The question also arises when the Government have a conflict of interest here. However, the availability of damages enabled litigation to be brought by Guantanamo detainees and others who had been subjected to rendition and torture. This uncovered a pattern of unlawful behaviour by the security services and thus served an important constitutional, as well as political, purpose. The proposed restriction on the grant of civil legal aid impedes access to basic rights and legal protections. The current independent reviewer’s view is that it is

“a purely symbolic measure that breaks new ground in the treatment of terrorist offenders and may be counter-productive in matters such as housing, mental health and debt.”

I have a few concluding points. The Bill provides that courts may exclude the public from criminal trials for offences under this Bill. The principle of open justice is fundamental to the proper administration of justice and the right to a fair trial. Clause 36 would be improved if it provided that the public could be excluded only where this was necessary for the administration of justice, having regard to the risk to national security.

The Government need to substantially increase funding for the National Crime Agency—a repeated call from these Benches. It must also strengthen the independence and powers of the Intelligence and Security Committee, which my noble friend Lord Beith and the noble Lord, Lord Tyrie, have called for. The post of reviewer for PIMs should be widened to match more closely the Independent Reviewer of Terrorism Legislation role, to include the full ambit of this Bill.

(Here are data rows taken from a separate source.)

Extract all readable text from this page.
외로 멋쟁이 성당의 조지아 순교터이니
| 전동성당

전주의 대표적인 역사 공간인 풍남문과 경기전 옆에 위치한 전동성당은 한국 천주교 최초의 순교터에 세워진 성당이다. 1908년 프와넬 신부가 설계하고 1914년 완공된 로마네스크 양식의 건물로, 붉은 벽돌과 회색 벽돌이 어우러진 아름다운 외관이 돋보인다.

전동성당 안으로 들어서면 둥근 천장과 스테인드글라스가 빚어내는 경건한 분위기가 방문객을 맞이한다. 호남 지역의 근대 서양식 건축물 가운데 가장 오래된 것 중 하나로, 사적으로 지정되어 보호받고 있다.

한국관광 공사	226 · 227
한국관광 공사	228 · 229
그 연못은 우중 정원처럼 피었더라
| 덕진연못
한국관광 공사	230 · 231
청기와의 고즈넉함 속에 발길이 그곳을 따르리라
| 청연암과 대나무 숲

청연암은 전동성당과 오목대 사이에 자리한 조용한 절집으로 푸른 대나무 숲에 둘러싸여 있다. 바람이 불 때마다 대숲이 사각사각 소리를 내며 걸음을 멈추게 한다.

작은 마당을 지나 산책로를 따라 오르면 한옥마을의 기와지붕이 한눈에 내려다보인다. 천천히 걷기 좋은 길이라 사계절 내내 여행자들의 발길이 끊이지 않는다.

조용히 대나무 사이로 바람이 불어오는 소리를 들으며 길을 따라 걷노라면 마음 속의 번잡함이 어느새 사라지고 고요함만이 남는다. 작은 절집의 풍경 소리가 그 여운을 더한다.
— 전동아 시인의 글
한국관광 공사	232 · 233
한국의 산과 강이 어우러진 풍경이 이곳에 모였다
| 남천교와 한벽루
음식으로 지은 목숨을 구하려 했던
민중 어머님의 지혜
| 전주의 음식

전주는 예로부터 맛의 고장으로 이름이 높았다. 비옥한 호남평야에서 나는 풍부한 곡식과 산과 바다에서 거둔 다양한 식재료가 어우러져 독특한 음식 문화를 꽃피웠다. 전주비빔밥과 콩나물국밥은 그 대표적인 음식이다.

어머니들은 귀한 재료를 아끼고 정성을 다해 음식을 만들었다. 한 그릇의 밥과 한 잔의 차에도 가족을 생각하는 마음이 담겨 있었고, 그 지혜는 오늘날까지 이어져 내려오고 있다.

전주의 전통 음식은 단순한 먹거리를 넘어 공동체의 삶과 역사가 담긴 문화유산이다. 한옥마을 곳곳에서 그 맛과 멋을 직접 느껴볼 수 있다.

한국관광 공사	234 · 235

Lastly, there are several concerns over the Bill relating to the Government’s intention to abolish the Human Rights Act under the Bill of Rights Bill—which I am still hoping might disappear—or even pull out of the European Convention on Human Rights. The Lord Chancellor and Secretary of State for Justice tells us firmly that that is not intended, but this week the Home Secretary, in endorsing a pamphlet by Nick Timothy on asylum, has indirectly called for pulling out of the ECHR. One example of the danger from the Bill of Rights Bill is that the compatibility of national security and official secrets legislation with human rights often relies on the ability of the court to read legislation as compatible with convention rights, so far as it is possible to do so, under Section 3 of the Human Rights Act 1998. The Bill of Rights Bill would abolish that requirement. Can the Minister explain how the Government would then address incompatibilities in national security legislation with human rights?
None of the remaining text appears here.